Bina uzun yıllar önde gelen iş adamlarının ikametgahı olarak hizmet vermiştir. Zanaatkarların kolektif çalışmasının meyvesi, ziyaretçileri mimari ve tasarımın güzelliğiyle hala memnun ediyor. Bugün Borsa, çeşitli sanat eserlerinin sergilendiği bir müze olarak açıktır: heykeller, freskler, resimler. Ziyaretçiler, sarayın Mağribi tarzındaki incisi olan Arap Salonunun iç dekorasyonunun muhteşem güzelliğine hayran kalıyor. Devlet başkanlarının tören toplantıları burada yapılır.
Başkanlık Salonunda eşsiz antik freskleri, ünlü sanatçıların tablolarını görebilirsiniz. Muhteşem büyük merdiven, muhteşem tasarımı ile büyülüyor. Cam bir kubbeyle örtülü ve ülkelerin armalarıyla süslenmiş Milletler Avlusu muhteşem.
Karmo Kilisesi
Eski şehir merkezi de Rokoko tarzında bir mimari şaheser ile dekore edilmiştir - pl'de bulunan Karmo Kilisesi. Gomez Teixeira'nın fotoğrafı.Görkemli dini bina, mavi ve beyaz azulejo karolarla kaplı zarif bir yan cephesiyle hemen göze çarpıyor. Sanatçı Silvestri tarafından oluşturulan çinili tuval, Karmelit Tarikatı'nın doğum ve gelişiminin sahnelerini tasvir ediyor. Ana cephenin üstü, 4 müjdecinin heykelleri ve peygamber Elisha ve İlyas'ın heykelleri ile dekore edilmiştir. Tapınağın iç dekorasyonu, duvarları, sütunları, balkonları ve sunakları cömertçe süsleyen altın ışıltısıyla göz kamaştırıyor.
7 sunağın tümü, yaldızla kaplanmış ayrıntılı oymalarla dekore edilmiştir. Ünlü zanaatkar Campagnan tarafından yapılmıştır. İlk bakışta, Karmo Kilisesi büyük bir bina gibi görünüyor. Ama öyle değil: Yakınlarda 1 metre genişliğinde dünyanın en dar eviyle ayrılmış bir Karmelit tapınağı var. Katolik yasalarına göre, iki dini mekan yan yana olamayacakları için konut binası şeklinde bir boşlukla ayrıldılar.
Oceanarium "Deniz Yaşamı Merkezi"
Sualtı krallığının fantastik dünyası, yerel Oceanarium olan "Deniz Yaşamı Merkezi" nde ziyaretçilere açılıyor. Tabii ki, diğer Avrupa akvaryumlarının boyutlarıyla karşılaştırılamaz, ancak tasarımı, deniz florasının zenginliği, renk cümbüşü kimseyi kayıtsız bırakmaz. En küçüğünden en büyüğüne kadar deniz yaşamının bir kaleydoskopu, hayal gücünü yakalar. Renkli aydınlatma, gösteriyi gerçek bir büyüye dönüştürür.

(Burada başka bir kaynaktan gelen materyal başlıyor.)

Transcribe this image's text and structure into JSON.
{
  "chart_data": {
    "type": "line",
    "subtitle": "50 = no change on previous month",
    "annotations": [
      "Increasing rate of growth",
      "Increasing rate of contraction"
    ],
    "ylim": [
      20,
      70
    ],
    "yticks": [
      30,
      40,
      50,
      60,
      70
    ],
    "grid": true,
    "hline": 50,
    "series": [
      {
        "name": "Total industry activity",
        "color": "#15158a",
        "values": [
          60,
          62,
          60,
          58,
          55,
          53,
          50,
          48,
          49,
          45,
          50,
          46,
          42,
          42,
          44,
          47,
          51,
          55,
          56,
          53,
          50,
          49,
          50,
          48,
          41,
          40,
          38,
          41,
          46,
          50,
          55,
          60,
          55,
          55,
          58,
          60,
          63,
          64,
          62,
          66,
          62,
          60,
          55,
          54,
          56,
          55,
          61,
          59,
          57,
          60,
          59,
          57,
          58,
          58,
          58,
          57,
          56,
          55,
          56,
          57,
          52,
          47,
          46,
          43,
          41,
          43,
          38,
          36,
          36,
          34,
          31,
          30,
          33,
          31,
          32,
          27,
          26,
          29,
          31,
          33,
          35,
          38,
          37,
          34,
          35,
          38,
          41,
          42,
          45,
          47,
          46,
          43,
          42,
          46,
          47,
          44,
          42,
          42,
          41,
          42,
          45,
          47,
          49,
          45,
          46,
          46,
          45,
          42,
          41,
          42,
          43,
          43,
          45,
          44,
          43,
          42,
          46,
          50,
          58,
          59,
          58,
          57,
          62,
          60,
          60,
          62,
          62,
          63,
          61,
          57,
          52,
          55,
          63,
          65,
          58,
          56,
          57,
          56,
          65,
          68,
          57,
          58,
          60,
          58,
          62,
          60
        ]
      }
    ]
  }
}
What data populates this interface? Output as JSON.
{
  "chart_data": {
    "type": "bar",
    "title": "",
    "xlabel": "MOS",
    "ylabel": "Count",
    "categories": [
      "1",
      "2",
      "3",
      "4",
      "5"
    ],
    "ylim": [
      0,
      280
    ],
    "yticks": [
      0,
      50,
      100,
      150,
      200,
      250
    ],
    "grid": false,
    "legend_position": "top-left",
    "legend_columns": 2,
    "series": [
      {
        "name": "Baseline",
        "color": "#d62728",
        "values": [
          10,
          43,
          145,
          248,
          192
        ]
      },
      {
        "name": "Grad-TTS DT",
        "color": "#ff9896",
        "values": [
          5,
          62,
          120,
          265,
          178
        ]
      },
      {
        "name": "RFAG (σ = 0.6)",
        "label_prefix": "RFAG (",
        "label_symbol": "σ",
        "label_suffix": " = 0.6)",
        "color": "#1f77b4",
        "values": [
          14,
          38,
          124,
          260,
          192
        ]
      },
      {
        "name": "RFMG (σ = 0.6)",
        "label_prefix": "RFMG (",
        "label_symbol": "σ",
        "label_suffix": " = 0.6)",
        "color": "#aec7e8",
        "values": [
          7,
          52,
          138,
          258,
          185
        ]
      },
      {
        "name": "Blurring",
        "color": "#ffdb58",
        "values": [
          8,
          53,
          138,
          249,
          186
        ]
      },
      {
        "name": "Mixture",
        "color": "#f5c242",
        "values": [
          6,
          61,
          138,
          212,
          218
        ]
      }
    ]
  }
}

Deniz faunasının yanında gizemli bir derinlikte olduğunuz izlenimini edinirsiniz. Tropikal balıkların yuvarlak dansları gözlerinizin önünde titriyor, elektrik ışınları tembelce yüzüyor, köpekbalıkları hızla suyu kesiyor. Denizatları, olağanüstü görünümlerinden hoşlanırlar. Herkes özellikle en büyük akvaryum olan "Neptün Krallığı" nda kalmayı sever. Her iki taraftaki akvaryum sakinlerini gözlemleyerek içinden geçebileceğiniz bir tünel ona yol açar.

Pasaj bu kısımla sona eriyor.